REPORT A PROBLEM
And so, a little shamefacedly, I come skulking back after a failed month. Writing has been erratic lately; the creative juices have been sucked dry. My online journal, until yesterday, has lain dormant for a month, and my little red leather journal gathers dust on the shelf, notes and doodles that I jotted down on scraps and napkins are haphazardly stuck between pages for "when I have more time." Most days I don't know how to begin or where to begin and before I know it, another month passes and all I have to show is a blank computer screen.
"Repent or else!" she shrieked shrilly. Like most everyone else on their way to class, my eyes sought the new evangelical extremist of this week. Completely oblivious to catcalls, amused grins, and even the handful of amen's thrown in her direction, she continued raving with witch-like scrawny hands waving wildly and pointing and her long gray hair swishing behind her. "This university has forgotten God and serves as a haven for unrepentant sinners!" Her pale blue eyes caught mine for a moment, and she looked right through me. "Repent or be damned!" Feeling something akin to revulsion, I turned away.
A recent adornment to my dormitory wall is "FANTÔMAS," a masked gentleman in a top hat and tails staring at me in curiosity as he towers over a melancholy Paris.
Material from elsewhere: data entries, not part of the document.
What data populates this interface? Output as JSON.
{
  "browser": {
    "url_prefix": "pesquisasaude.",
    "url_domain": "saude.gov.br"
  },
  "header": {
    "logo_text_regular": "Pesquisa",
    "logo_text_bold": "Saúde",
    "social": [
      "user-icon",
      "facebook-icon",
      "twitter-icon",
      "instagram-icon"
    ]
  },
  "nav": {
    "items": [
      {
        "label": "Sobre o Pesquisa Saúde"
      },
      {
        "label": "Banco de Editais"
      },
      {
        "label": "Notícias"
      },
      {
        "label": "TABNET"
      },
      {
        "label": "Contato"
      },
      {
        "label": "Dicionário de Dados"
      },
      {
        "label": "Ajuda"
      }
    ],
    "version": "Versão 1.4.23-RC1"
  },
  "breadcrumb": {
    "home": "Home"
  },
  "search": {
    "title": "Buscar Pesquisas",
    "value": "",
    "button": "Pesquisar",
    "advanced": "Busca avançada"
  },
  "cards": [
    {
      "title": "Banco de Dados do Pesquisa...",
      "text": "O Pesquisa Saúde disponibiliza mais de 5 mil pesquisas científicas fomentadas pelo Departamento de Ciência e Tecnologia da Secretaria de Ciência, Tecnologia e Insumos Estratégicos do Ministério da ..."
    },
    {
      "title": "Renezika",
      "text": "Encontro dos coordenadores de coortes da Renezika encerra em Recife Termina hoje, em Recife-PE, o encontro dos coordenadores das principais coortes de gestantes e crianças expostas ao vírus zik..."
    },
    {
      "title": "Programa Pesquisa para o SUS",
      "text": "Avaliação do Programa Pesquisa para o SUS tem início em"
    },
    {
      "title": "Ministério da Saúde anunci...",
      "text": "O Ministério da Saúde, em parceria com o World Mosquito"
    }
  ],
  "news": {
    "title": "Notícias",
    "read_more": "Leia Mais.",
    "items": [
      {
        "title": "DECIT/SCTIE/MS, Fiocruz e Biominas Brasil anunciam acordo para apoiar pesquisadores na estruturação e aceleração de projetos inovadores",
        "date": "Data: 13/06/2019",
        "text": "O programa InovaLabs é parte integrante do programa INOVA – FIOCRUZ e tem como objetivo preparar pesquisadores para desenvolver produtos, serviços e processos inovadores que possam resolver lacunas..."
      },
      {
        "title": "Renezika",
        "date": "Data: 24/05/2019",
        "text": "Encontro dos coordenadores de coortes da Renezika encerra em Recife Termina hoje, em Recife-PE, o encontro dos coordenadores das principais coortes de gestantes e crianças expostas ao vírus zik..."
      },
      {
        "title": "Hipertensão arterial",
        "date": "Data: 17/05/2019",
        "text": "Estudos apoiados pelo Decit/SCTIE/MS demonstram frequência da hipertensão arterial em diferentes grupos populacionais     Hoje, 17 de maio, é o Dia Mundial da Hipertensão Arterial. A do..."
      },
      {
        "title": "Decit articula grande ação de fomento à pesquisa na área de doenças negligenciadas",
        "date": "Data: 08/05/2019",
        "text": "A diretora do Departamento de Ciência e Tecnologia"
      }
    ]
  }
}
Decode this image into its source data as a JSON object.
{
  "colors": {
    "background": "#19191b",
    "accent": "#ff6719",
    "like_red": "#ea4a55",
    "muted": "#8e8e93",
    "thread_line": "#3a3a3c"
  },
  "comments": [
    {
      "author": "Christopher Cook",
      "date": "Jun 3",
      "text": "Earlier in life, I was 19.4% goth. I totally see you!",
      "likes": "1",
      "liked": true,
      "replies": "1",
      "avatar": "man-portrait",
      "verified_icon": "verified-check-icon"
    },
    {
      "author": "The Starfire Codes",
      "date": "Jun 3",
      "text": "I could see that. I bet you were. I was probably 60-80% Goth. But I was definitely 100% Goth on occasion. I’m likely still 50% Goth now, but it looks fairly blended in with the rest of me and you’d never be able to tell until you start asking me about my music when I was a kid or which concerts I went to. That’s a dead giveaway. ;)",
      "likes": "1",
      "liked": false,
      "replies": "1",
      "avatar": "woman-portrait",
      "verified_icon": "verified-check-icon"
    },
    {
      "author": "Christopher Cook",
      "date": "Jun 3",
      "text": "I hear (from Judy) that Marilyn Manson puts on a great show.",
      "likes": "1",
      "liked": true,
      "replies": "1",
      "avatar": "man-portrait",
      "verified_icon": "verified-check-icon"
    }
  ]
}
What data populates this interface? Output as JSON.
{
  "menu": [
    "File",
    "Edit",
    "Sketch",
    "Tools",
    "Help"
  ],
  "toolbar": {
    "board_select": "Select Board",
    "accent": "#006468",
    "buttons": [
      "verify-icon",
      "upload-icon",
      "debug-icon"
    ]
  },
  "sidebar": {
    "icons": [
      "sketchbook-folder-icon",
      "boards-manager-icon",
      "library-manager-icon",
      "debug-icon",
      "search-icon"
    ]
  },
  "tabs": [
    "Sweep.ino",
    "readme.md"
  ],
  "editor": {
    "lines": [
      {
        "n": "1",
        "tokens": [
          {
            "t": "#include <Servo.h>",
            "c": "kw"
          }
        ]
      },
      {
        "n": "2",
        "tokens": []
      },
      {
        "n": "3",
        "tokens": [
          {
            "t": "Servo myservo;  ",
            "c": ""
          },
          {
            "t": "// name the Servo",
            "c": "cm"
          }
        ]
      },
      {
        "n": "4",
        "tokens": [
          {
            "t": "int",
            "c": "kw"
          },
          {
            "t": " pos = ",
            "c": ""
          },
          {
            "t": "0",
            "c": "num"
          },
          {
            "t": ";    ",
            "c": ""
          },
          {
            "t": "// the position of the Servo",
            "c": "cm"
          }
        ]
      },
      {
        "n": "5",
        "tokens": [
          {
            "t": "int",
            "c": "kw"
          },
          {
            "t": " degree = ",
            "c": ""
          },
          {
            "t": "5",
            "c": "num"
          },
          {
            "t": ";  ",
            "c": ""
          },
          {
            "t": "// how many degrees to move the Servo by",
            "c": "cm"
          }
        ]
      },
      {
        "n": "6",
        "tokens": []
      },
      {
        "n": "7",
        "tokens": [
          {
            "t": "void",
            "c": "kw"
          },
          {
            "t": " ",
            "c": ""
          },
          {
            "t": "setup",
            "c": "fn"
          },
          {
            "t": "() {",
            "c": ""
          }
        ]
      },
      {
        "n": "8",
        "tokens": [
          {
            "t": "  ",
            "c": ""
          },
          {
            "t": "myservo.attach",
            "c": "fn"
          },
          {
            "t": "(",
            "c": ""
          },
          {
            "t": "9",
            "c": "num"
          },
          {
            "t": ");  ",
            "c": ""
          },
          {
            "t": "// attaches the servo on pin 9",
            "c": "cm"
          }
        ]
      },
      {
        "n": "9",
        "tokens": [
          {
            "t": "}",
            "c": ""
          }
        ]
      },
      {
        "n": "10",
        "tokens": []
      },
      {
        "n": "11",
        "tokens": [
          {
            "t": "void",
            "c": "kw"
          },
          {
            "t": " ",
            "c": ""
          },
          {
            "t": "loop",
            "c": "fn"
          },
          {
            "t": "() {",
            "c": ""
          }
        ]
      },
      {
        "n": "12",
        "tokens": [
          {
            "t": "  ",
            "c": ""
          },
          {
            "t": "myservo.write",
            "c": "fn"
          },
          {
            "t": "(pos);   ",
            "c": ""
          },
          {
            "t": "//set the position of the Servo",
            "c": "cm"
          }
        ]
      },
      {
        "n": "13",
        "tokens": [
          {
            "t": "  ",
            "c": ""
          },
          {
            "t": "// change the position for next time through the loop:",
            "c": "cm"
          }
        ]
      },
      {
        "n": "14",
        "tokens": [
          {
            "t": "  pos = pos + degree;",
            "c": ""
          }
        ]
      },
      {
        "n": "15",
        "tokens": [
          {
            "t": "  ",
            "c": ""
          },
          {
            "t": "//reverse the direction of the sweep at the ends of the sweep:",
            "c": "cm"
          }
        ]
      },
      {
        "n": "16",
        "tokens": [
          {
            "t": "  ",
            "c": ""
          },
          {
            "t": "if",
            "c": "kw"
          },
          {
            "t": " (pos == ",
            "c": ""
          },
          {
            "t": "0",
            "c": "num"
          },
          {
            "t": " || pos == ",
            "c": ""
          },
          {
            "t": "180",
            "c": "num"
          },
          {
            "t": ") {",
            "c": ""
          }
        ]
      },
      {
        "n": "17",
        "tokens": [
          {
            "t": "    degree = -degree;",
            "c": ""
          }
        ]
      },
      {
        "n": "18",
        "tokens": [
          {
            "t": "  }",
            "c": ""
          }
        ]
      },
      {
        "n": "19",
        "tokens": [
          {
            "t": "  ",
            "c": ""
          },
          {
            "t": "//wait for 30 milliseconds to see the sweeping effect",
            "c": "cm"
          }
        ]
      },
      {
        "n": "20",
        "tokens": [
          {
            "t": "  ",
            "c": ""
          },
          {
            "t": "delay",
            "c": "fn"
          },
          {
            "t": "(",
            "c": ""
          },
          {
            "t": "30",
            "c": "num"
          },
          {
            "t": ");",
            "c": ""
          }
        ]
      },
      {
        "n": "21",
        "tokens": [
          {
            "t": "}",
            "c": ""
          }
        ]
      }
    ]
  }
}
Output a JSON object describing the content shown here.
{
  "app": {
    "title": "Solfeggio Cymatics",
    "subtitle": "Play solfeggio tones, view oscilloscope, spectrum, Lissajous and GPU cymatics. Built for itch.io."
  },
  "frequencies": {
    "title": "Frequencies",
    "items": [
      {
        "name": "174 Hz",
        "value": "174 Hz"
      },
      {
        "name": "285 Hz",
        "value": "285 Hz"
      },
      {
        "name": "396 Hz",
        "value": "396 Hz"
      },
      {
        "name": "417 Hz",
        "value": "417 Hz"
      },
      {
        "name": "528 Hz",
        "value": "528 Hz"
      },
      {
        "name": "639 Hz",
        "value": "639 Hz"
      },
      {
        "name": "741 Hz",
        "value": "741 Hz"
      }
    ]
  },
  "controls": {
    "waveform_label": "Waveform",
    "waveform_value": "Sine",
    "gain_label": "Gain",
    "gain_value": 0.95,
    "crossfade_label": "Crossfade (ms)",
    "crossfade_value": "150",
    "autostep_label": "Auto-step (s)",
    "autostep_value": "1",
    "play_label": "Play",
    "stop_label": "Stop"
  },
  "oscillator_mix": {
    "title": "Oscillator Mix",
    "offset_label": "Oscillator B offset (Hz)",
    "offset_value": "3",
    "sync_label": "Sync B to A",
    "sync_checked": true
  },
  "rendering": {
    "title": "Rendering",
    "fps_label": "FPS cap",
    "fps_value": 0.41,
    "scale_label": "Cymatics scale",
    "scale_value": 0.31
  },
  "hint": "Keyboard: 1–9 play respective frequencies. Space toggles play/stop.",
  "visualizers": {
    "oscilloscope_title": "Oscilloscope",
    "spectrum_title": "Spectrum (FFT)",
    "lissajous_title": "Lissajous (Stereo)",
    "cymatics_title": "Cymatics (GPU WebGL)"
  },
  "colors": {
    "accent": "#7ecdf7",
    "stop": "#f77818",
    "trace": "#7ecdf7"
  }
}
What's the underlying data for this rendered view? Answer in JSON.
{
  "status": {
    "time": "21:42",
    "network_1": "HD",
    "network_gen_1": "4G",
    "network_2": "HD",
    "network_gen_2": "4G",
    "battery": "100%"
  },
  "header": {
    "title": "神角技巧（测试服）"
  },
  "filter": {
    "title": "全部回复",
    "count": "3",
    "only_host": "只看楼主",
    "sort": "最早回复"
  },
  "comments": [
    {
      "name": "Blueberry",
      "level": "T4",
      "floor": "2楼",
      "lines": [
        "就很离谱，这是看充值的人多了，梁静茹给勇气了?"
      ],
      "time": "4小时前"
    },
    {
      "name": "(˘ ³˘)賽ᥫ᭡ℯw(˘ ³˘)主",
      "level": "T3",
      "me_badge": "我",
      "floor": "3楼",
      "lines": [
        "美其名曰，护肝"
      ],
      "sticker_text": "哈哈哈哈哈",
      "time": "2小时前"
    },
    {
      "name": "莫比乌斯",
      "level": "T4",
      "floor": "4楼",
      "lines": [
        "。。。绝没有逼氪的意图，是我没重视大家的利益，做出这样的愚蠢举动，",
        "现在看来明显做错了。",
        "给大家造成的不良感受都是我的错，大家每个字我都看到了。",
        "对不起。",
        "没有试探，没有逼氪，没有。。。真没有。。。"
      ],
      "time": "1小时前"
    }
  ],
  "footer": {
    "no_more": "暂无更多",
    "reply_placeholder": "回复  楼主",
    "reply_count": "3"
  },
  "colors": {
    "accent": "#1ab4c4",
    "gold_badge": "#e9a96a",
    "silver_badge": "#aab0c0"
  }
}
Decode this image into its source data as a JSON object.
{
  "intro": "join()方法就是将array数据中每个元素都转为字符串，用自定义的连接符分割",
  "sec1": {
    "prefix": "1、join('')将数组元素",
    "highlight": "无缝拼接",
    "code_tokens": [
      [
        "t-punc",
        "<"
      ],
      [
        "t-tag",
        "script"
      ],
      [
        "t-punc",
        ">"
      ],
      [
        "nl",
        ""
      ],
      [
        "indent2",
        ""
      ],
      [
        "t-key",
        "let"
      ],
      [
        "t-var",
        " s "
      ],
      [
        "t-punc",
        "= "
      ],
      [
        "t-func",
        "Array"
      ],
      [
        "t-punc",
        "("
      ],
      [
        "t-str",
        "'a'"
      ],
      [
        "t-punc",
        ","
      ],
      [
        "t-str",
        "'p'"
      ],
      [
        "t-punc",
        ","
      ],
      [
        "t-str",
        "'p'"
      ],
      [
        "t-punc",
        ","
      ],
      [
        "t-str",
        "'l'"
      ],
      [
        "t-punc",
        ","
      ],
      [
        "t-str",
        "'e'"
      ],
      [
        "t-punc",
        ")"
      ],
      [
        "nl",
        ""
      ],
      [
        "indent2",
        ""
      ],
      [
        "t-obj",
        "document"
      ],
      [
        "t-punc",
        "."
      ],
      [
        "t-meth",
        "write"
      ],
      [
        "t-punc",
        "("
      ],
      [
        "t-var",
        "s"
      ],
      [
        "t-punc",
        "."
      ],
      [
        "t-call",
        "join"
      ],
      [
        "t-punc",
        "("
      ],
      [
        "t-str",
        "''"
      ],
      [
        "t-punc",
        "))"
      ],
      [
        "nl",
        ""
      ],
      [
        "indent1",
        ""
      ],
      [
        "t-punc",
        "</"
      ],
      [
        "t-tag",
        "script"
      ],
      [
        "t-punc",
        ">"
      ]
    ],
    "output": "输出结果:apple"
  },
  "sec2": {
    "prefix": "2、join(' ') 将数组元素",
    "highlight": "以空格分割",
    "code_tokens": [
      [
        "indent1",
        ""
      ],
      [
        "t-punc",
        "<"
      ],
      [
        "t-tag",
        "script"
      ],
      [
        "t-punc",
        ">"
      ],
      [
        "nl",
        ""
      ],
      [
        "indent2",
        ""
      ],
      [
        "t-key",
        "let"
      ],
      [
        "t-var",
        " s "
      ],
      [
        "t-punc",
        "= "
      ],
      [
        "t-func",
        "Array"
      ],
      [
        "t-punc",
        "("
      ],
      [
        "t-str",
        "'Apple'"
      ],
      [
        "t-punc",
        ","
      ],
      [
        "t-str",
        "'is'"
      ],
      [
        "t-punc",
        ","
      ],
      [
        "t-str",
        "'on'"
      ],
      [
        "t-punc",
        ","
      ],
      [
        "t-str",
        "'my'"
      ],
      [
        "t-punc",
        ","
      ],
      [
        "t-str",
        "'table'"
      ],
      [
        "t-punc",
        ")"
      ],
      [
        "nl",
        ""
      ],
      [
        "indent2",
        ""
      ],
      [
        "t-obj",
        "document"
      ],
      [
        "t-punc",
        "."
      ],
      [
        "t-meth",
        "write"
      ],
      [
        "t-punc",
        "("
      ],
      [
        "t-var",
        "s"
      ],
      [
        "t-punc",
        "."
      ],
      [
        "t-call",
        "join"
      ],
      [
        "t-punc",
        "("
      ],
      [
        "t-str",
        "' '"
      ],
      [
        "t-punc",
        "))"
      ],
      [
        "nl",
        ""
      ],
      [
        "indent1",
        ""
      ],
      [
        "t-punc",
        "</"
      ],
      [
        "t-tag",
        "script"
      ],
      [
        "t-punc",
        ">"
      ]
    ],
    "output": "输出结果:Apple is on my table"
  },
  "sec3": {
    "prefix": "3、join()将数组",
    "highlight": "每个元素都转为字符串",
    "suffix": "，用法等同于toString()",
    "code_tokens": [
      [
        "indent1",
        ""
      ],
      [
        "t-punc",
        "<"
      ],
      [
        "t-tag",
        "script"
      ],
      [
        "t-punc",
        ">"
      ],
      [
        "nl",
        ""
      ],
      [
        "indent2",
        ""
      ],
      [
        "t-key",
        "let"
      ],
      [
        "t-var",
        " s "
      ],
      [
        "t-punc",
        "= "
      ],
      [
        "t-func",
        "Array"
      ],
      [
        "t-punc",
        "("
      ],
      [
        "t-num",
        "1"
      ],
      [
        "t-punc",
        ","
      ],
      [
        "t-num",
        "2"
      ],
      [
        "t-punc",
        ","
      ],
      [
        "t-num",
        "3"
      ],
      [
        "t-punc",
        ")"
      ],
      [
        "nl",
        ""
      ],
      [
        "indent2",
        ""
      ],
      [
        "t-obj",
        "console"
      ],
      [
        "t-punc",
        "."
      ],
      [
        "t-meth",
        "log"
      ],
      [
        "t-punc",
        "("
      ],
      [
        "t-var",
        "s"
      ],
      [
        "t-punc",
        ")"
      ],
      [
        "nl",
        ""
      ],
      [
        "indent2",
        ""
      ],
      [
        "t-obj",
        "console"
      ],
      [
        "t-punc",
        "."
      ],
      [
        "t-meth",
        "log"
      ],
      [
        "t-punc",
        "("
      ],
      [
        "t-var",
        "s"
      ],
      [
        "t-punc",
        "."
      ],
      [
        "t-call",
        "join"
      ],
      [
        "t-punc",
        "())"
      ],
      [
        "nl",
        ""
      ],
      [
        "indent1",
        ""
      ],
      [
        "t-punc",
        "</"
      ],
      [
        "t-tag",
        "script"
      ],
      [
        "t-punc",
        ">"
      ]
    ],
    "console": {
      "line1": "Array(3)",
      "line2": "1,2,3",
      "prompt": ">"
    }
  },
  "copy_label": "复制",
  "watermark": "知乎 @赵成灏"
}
I fondly assumed it to be some derivative of Eric from _The Phantom of the Opera_, but Patrick discovered he's an old pulp mystery character who terrorized the city. He then bought the scariest-sounding CD of the band FANTÔMAS that tried to immortalize that terror… and the inner booklet was snapshots of heart surgery. The music and the pictures were too much for me and Amanda, who still shivers remembering.
When you meet Ryan, the goofy man-boy bordering on thirty who lives out of his car and works at the Waffle House, you will say, "Give the boy some Ritalin." He won't sit still. He gets excited over flip books. He still likes to get smashed with the college kids. You won't take him seriously at all, until you hear his poetry. We were shivering outside of the closed Civic Media Center on Poetry Night, so he began reciting on the street. He paced and yelled and sighed. When I heard Ryan recite, I saw Ryan for the first time.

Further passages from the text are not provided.